Prima-facie, the doctor’s termination by the hospital administration, is not only ill-founded being premature as the harassment has not yet been proven by the appropriate legal forum, but is also liable to be challenged in the court of law, on the following grounds:

Primarily, the term “friend request” is self-explanatory, it by no iota of doubts elicits forceful invasion of privacy or indecent gesture. By sending such a request, a person is merely making an offer to the recipient. Whereas, the recipient is at full liberty to either accept or reject the same. Thus, where a recipient has the final authority as to the fate of the said request, then the said action cannot be termed to be an act of indecency or forceful within the four squares of harassment law. Subsequently, as far as the comments on the pictures are concerned, the publisher despite having the inherent powers to restrict the audience of a post by virtue of the privacy policies, intentionally chooses for the same to be visible to the public at large. Then under such circumstances, making a comment does not automatically expose the author to penalties under the harassment law unless and until the content as published by the author is dishonest, forbidden, indecent and immoral.

Without prejudice to the above discussion, harassment against women is a global issue, and the said virtue unfortunately also infects Pakistan as well. However, at the same time, Ms Chinoy’s suggestions as voiced viz her tweet making this country jungle infested with women harassment isn’t correct. Like all other countries, preventive steps in order to sojourn the harassment against women are being taken and implemented in Pakistan.

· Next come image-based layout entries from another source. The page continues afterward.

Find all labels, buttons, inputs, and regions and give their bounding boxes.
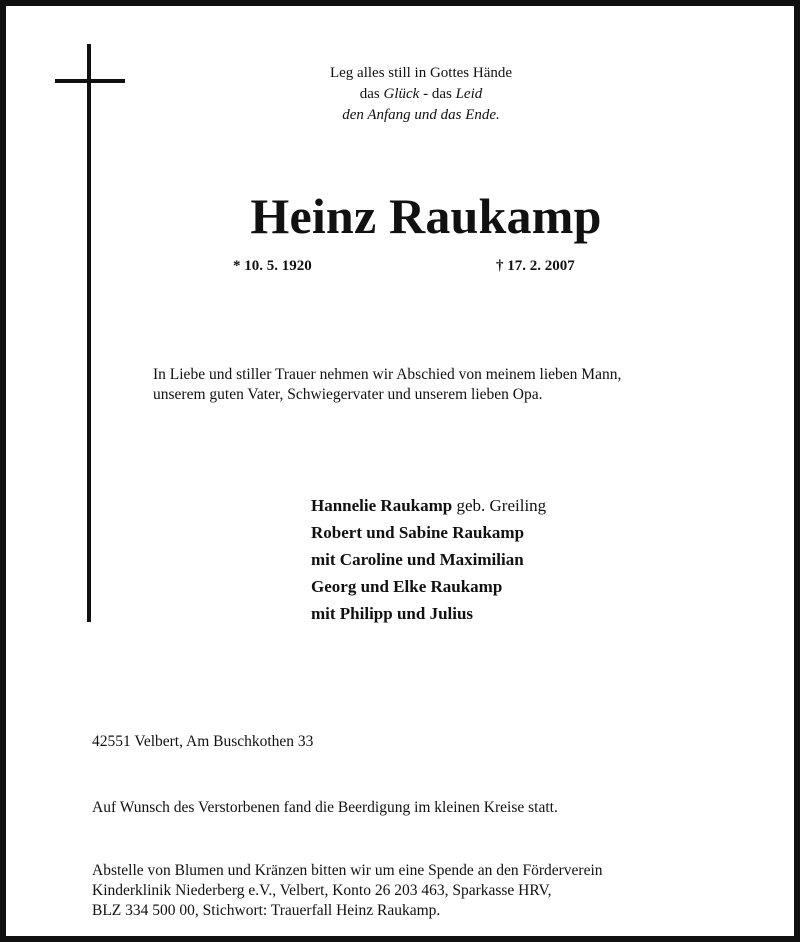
cross-icon-horizontal-bar	[55, 79, 125, 83]
deceased-name: Heinz Raukamp	[250, 188, 602, 244]
mourner-row-2: Robert und Sabine Raukamp	[311, 523, 525, 542]
mourner-row-5: mit Philipp und Julius	[311, 604, 474, 623]
donation-line-2: Kinderklinik Niederberg e.V., Velbert, Konto 26 203 463, Sparkasse HRV,	[92, 882, 552, 899]
farewell-line-1: In Liebe und stiller Trauer nehmen wir Abschied von meinem lieben Mann,	[153, 366, 622, 383]
burial-notice: Auf Wunsch des Verstorbenen fand die Beerdigung im kleinen Kreise statt.	[92, 799, 558, 816]
family-address: 42551 Velbert, Am Buschkothen 33	[92, 733, 314, 750]
farewell-text	[153, 365, 753, 405]
mourner-row-3: mit Caroline und Maximilian	[311, 550, 524, 569]
mourner-row-4: Georg und Elke Raukamp	[311, 577, 503, 596]
mourners-list	[311, 492, 731, 627]
verse-line-1: Leg alles still in Gottes Hände	[329, 65, 513, 81]
donation-line-1: Abstelle von Blumen und Kränzen bitten wir um eine Spende an den Förderverein	[92, 862, 603, 879]
donation-request	[92, 861, 772, 921]
mourner-wife-maiden-name: geb. Greiling	[452, 496, 547, 515]
verse-line-2: das Glück - das Leid	[359, 86, 483, 102]
death-date: † 17. 2. 2007	[496, 258, 575, 274]
mourner-wife-name: Hannelie Raukamp	[311, 496, 453, 515]
donation-line-3: BLZ 334 500 00, Stichwort: Trauerfall Heinz Raukamp.	[92, 902, 441, 919]
verse-line-3: den Anfang und das Ende.	[342, 107, 500, 123]
verse-word-glueck: Glück	[383, 86, 420, 102]
bible-verse	[266, 63, 576, 126]
cross-icon-vertical-bar	[87, 44, 91, 622]
mourner-row-wife	[311, 492, 731, 519]
verse-word-leid: Leid	[455, 86, 483, 102]
birth-date: * 10. 5. 1920	[233, 258, 312, 274]
farewell-line-2: unserem guten Vater, Schwiegervater und unserem lieben Opa.	[153, 386, 543, 403]
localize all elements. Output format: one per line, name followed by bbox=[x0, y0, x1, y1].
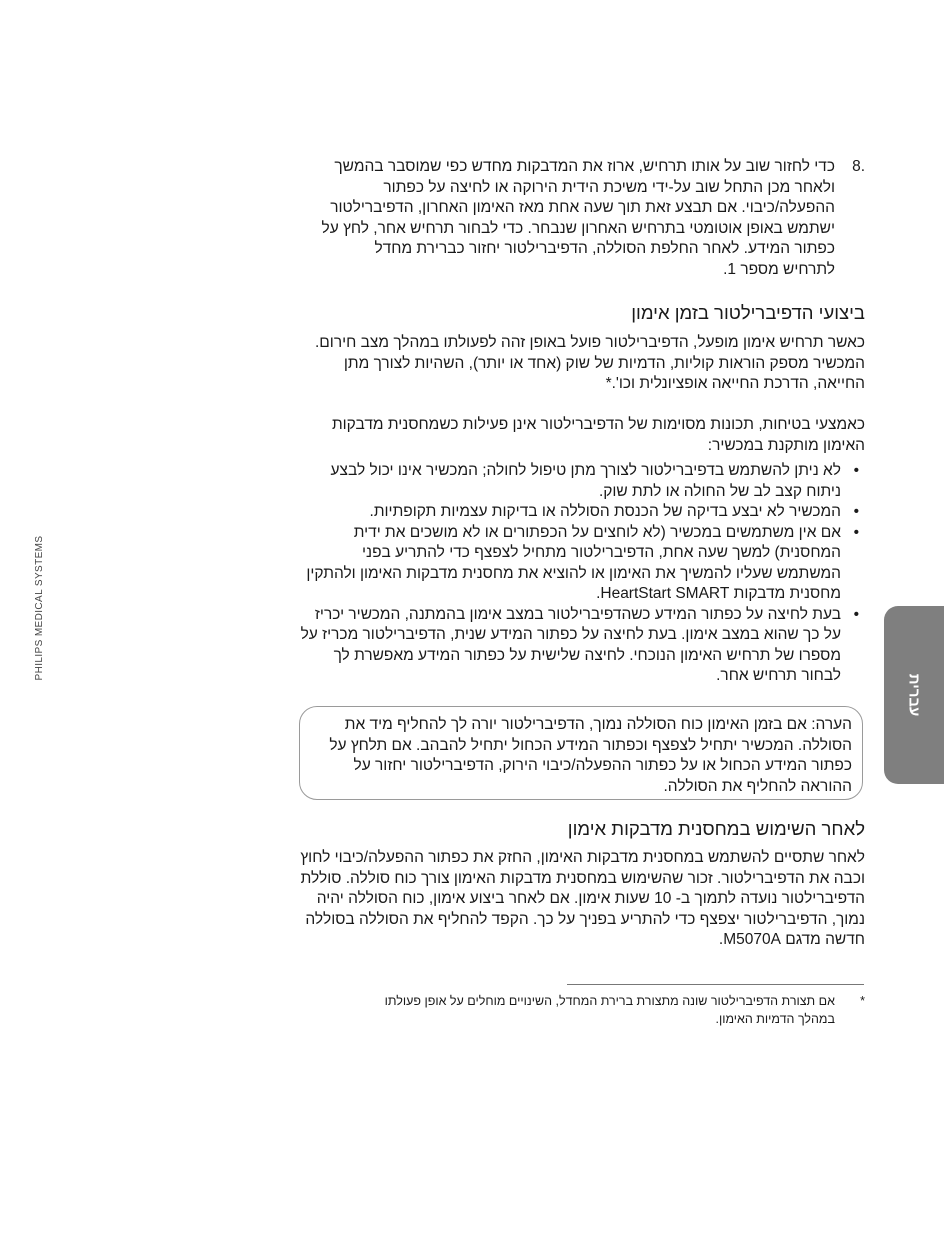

In March 2010, the government passed two laws against sexual harassment in the workplace. The Criminal Law (Amendment) Act amended the Pakistan Penal Code and the Code of Criminal Procedure, making workplace harassment against women punishable with imprisonment of up to three years or a fine of 500,000 rupees or both. This new law defined “sexual harassment” more preciously and also enhanced punishment under Section 509 of Pakistan Penal Code.

In addition to the above, committees such as National Implementation Watch Committee (NIWC) under direct supervision of National Commission on the Status of Women (NCSW) have been constituted in May 2010 on the directive of the then Prime Minister. The said committee aims to ensure the rigorous implementation of the women protection law across the country and in lieu thereto the aid committee visits the public, private, educational and civil society institutions, randomly, in order to monitor the compliance of the above encapsulated Act(s).

Moreover, a web-based database titled ‘Sexual Harassment Watch’ has also been launched where organisations share the compliance information with other organizations. Police in Punjab province also has been given training on application of section 509 of the Pakistan Penal Code,1860 and were advised to register sexual harassment cases under section 509 instead of section 107 of the Code.

Wiliiam Lamb (Lord Melbourne) quotes From everyone who has been given much, much will be demanded; and from the one who has been entrusted with much, much more will be asked”. Miss Chinoy is widely followed all over the world. Her readers, by all means, take her statements on score of the fame she enjoys seriously. As a Pakistani, her rightful critique shall always be welcomed and may also be applauded as in the past. However, her recklessness on score of crafting an erroneous and misleading picture about the nation as a whole cannot be accepted.

Similarly, no one doubts the authenticity of her feelings against the impugned act of the doctor but a person cannot be a judge of their own cause. The route, which she followed, is objectionable though, as she on her own accord couldn’t pass the verdict of harassment. A complaint should have been lodged with cyber crime wing of FIA, and incase her allegations led to the indictment of any cognizable offence by the investigative authority only then could she have termed the act as indecent and uncalled-for; but only to the extent of the doer and not the nation as a whole.